Quite right. Any effort to put some distance between Trump and Cohen may be hilarious, but it's also doomed. Axios today accurately described Cohen as Trump's "make-it-go-away guy," adding, "Cohen ... is the only person on earth intertwined in Trump's professional, political, personal, legal and family life"

Try Googling "Trump," "Cohen," and "fixer." The list of results isn't short.

The trouble is, the White House appears to have a playbook featuring exactly one play: "Let's pretend Trump isn't close with the guy in trouble, if he knows the guy at all."

We first saw this play in earnest when Paul Manafort was indicted, at which point Trump's former campaign chairman became some random staffer "who played a very limited role for a very limited amount of time."
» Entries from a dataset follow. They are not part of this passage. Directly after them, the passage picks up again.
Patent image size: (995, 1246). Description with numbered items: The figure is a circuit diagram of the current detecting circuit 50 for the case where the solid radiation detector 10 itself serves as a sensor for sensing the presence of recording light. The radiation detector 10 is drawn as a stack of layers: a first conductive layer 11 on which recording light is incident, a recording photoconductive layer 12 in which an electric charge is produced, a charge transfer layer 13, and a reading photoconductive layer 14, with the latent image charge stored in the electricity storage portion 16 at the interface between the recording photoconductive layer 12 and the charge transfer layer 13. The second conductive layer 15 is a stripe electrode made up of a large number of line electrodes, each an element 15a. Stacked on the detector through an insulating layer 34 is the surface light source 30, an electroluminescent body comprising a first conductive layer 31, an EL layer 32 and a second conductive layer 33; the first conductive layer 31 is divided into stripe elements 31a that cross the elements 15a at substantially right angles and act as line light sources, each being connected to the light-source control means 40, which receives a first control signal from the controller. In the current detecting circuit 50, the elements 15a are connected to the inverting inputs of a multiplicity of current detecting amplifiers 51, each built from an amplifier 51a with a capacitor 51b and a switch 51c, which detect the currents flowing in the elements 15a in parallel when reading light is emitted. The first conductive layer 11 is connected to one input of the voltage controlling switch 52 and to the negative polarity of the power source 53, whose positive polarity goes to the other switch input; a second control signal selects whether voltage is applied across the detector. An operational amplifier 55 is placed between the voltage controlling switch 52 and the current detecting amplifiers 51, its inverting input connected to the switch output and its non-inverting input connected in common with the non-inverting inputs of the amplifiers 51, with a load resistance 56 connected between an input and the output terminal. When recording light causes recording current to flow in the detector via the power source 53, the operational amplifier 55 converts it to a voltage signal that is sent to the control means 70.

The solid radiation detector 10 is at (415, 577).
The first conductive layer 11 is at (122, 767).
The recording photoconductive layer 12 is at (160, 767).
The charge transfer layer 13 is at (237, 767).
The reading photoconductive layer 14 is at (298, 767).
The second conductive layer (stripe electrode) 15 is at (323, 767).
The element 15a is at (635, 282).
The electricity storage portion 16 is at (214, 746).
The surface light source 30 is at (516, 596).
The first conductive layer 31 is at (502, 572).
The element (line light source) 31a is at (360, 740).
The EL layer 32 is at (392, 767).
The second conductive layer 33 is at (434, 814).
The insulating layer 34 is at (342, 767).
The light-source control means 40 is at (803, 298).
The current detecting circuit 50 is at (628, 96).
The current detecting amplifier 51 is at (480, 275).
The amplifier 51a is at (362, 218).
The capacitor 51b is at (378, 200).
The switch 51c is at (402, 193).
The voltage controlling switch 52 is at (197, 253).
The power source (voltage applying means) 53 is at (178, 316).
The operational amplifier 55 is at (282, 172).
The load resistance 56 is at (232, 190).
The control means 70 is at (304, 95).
When White House National Security Advisor Michael Flynn was forced to resign in disgrace, Team Trump decided he was "a former Obama administration official" who did some "volunteer" work for the president.

Carter Page was described as someone Trump "does not know." George Papadopoulos was dismissed as a "coffee boy." Trump World even tried to downplay its association with Cambridge Analytica, the Trump campaign's data firm.

None of these efforts has been especially successful, but when it comes to Michael Cohen, the White House should probably stop trying now. The two are inextricably linked.